Highlights & Insights

  • Stability as a Compatibility Proxy: Instead of directly optimizing conflicting objectives, the method uses "whether the opponent's objective would change this coordinate" as a filter, allowing for selective fusion without joint retraining.
  • Strong Theory-Practice Loop: Theorem 1 provides a first-order interference bound, Theorem 2 links PCI to the Hessian trace, and curvature measurements confirm these, showing it is not just a collection of tricks.
  • Transferable Motif: The concepts of "complementary gradient masks + accumulation along adversarial parameter trajectories + curvature weighting" are not limited to clean-robust trade-offs and could theoretically be applied to any partially conflicting objectives.
  • Hallucination reduction: The hallucination rate also decreased, which the authors attribute to the stability mask suppressing "overconfident yet fragile" features, suggesting shared underlying mechanisms between adversarial stability and hallucination mitigation.

Limitations & Future Work

  • Dependency on high-quality adversarial models: PISTOLE does not retrain but requires a good \(\theta_{rob}\) (defaulting to PMG). Merging quality is constrained by the upstream fine-tuning quality.
  • Vision-encoder centric: The method only merges task vectors for the CLIP vision tower; the text tower and downstream LLM remain frozen, limiting the trade-off space to the vision side.
  • Hyperparameter count: \(\kappa\), quantile \(q\), trajectory steps \(K\), radius \(\eta\), temperature \(\gamma\), and \(\lambda\) all need to be set. While it saves on retraining, the cost of mask construction and hyperparameter sensitivity is mainly detailed in the appendix rather than the main text.
  • First-order/Local Theory: Theorem 1 is a first-order bound and Theorem 2 is a small-\(\eta\) approximation, which may loosen under large displacements far from the fine-tuned solution.
  • vs.

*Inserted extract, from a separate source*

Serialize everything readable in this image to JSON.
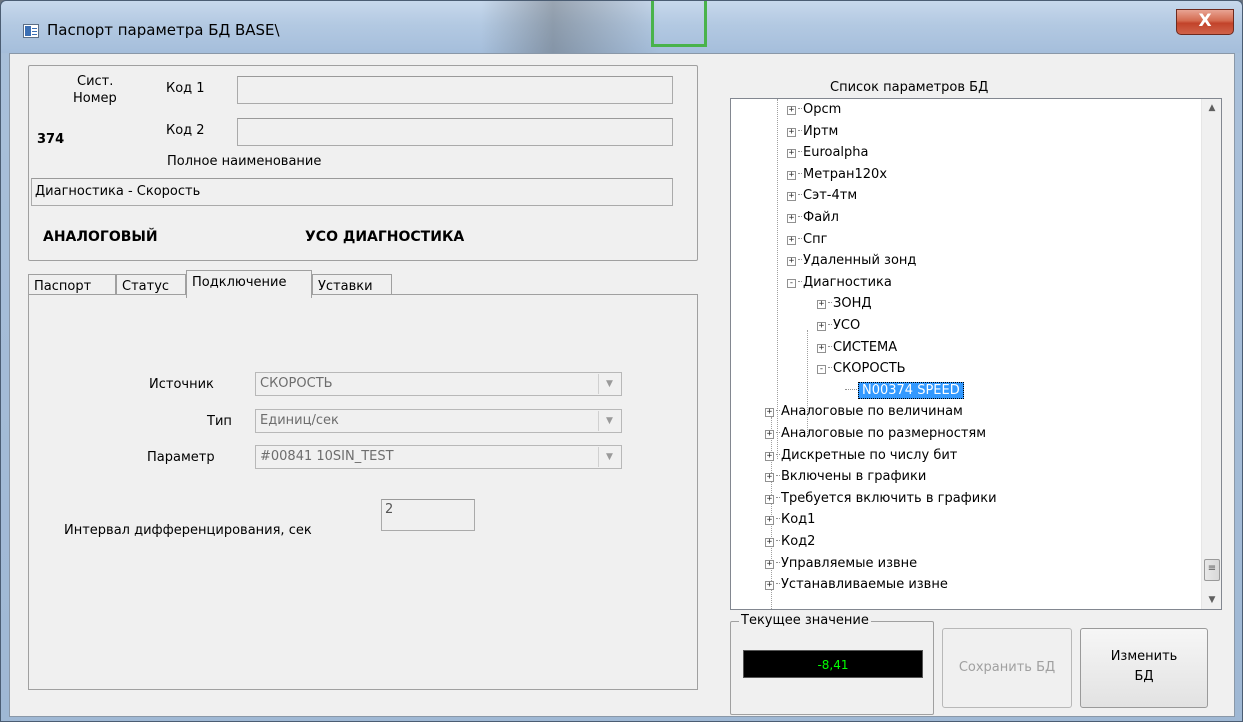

Adversarial Fine-Tuning (TeCoA / FARE / PMG / TGA): These methods trade clean accuracy for robustness through training; PISTOLE treats their outputs as off-the-shelf components for selective fusion without retraining, achieving higher Sum scores.
  • vs. Naive Merging (Task Arithmetic) / WiSE-FT: Naive merging weights all coordinates equally, resulting in a linear frontier; PISTOLE uses coordinate-wise reweighting via stability masks to create a "bent" frontier.
  • vs. Ties-Merging / AdaMerging: These also handle merging conflicts but rely on sign/magnitude cropping or learned coefficients, ignoring parameter-space perturbations and local loss geometry. PISTOLE differs by introducing adversarial trajectories and curvature-aware PCI.

Rating

  • Novelty: ⭐⭐⭐⭐⭐ First to apply task vector merging to the "clean vs. robust" conflict with a stability-curvature framework.
  • Experimental Thoroughness: ⭐⭐⭐⭐⭐ 14 datasets, multiple backbones, radii, LoRA settings, 4 types of downstream transfer, and detailed curvature analysis.
  • Writing Quality: ⭐⭐⭐⭐ Motives and theory are clear, though notation and mask details are dense; some hyperparameter analysis is relegated to the appendix.
  • Value: ⭐⭐⭐⭐⭐ Training-free, plug-and-play, and transferable to downstream tasks, making it highly practical for deployment.